To coin a phrase, then, we see “fantastically great” lessons in the examples given us by Jonestown and Three Mile Island. We want our country and the world to benefit from those lessons, but at the same time we’re terribly afraid and concerned that our species won’t learn quickly enough. Jane and I want a sane world, in ordinary terms, and we want the freedom to explore every internal and external facet of that world. We want our world — our living world, the very planet itself — and every life form upon it, to exist in the greatest cooperative spirit possible, so that individually and collectively we can investigate what surely must be a myriad of still-unsuspected interior and exterior challenges.

[... 2 paragraphs ...]

“In the same way the scientific community speaks of grandiose ideals, of man’s triumph over the planet and nature.
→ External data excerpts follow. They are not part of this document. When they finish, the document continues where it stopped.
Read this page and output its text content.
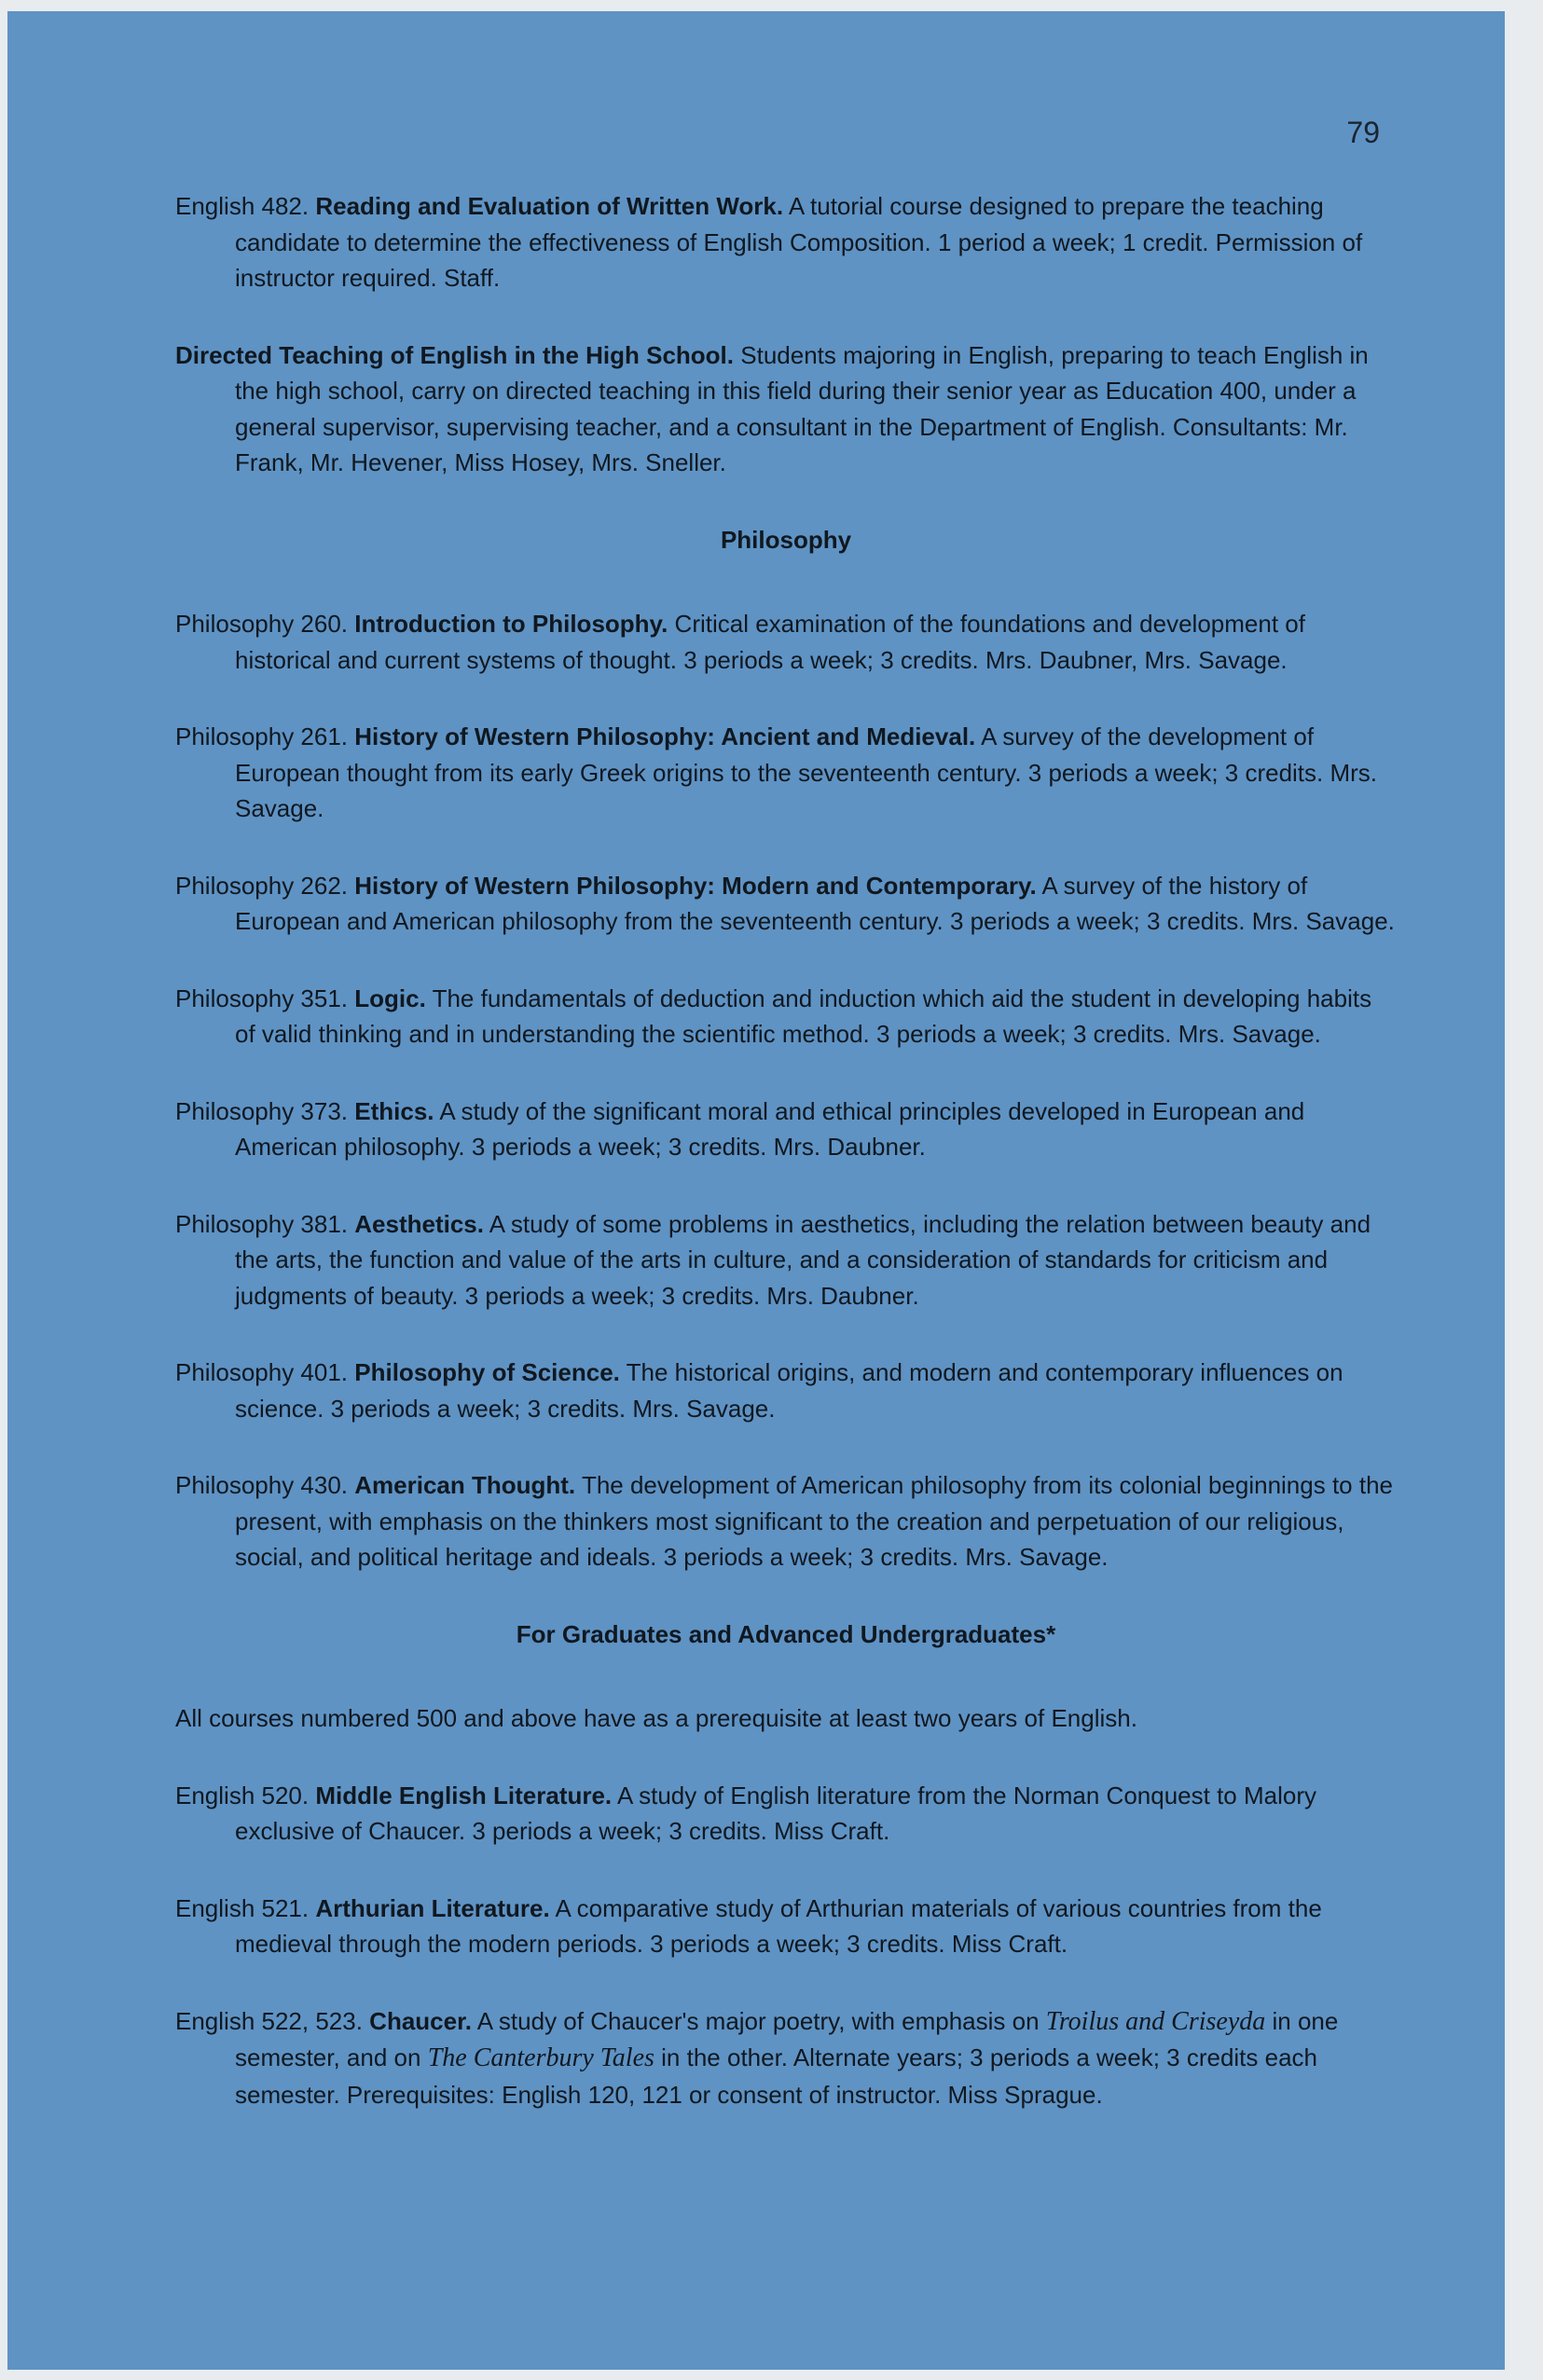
79

English 482. Reading and Evaluation of Written Work. A tutorial course designed to prepare the teaching candidate to determine the effectiveness of English Composition. 1 period a week; 1 credit. Permission of instructor required. Staff.

Directed Teaching of English in the High School. Students majoring in English, preparing to teach English in the high school, carry on directed teaching in this field during their senior year as Education 400, under a general supervisor, supervising teacher, and a consultant in the Department of English. Consultants: Mr. Frank, Mr. Hevener, Miss Hosey, Mrs. Sneller.

Philosophy

Philosophy 260. Introduction to Philosophy. Critical examination of the foundations and development of historical and current systems of thought. 3 periods a week; 3 credits. Mrs. Daubner, Mrs. Savage.

Philosophy 261. History of Western Philosophy: Ancient and Medieval. A survey of the development of European thought from its early Greek origins to the seventeenth century. 3 periods a week; 3 credits. Mrs. Savage.

Philosophy 262. History of Western Philosophy: Modern and Contemporary. A survey of the history of European and American philosophy from the seventeenth century. 3 periods a week; 3 credits. Mrs. Savage.

Philosophy 351. Logic. The fundamentals of deduction and induction which aid the student in developing habits of valid thinking and in understanding the scientific method. 3 periods a week; 3 credits. Mrs. Savage.

Philosophy 373. Ethics. A study of the significant moral and ethical principles developed in European and American philosophy. 3 periods a week; 3 credits. Mrs. Daubner.

Philosophy 381. Aesthetics. A study of some problems in aesthetics, including the relation between beauty and the arts, the function and value of the arts in culture, and a consideration of standards for criticism and judgments of beauty. 3 periods a week; 3 credits. Mrs. Daubner.

Philosophy 401. Philosophy of Science. The historical origins, and modern and contemporary influences on science. 3 periods a week; 3 credits. Mrs. Savage.

Philosophy 430. American Thought. The development of American philosophy from its colonial beginnings to the present, with emphasis on the thinkers most significant to the creation and perpetuation of our religious, social, and political heritage and ideals. 3 periods a week; 3 credits. Mrs. Savage.

For Graduates and Advanced Undergraduates*

All courses numbered 500 and above have as a prerequisite at least two years of English.

English 520. Middle English Literature. A study of English literature from the Norman Conquest to Malory exclusive of Chaucer. 3 periods a week; 3 credits. Miss Craft.

English 521. Arthurian Literature. A comparative study of Arthurian materials of various countries from the medieval through the modern periods. 3 periods a week; 3 credits. Miss Craft.

English 522, 523. Chaucer. A study of Chaucer's major poetry, with emphasis on Troilus and Criseyda in one semester, and on The Canterbury Tales in the other. Alternate years; 3 periods a week; 3 credits each semester. Prerequisites: English 120, 121 or consent of instructor. Miss Sprague.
At the same time these ideals further divorce the scientists from daily practical experience with their fellowman; and since they see animals as objects, they’re bound to see human life in somewhat the same fashion. The sacrifice of, say, thousands of lives in a nuclear accident almost becomes justified in their minds if it is a means toward the grandiose goal of learning how to ‘triumph over nature.’ Again, this intent automatically turns them into mechanics.

“The scientist carries the burden of this alienation, and in his heart he must hope that his mission fails — for if it succeeds he will have effectively separated man from man’s nature in the world of beliefs, philosophically casting man adrift as meaningless psychological debris. Therefore, the scientific community often sabotages its own efforts.”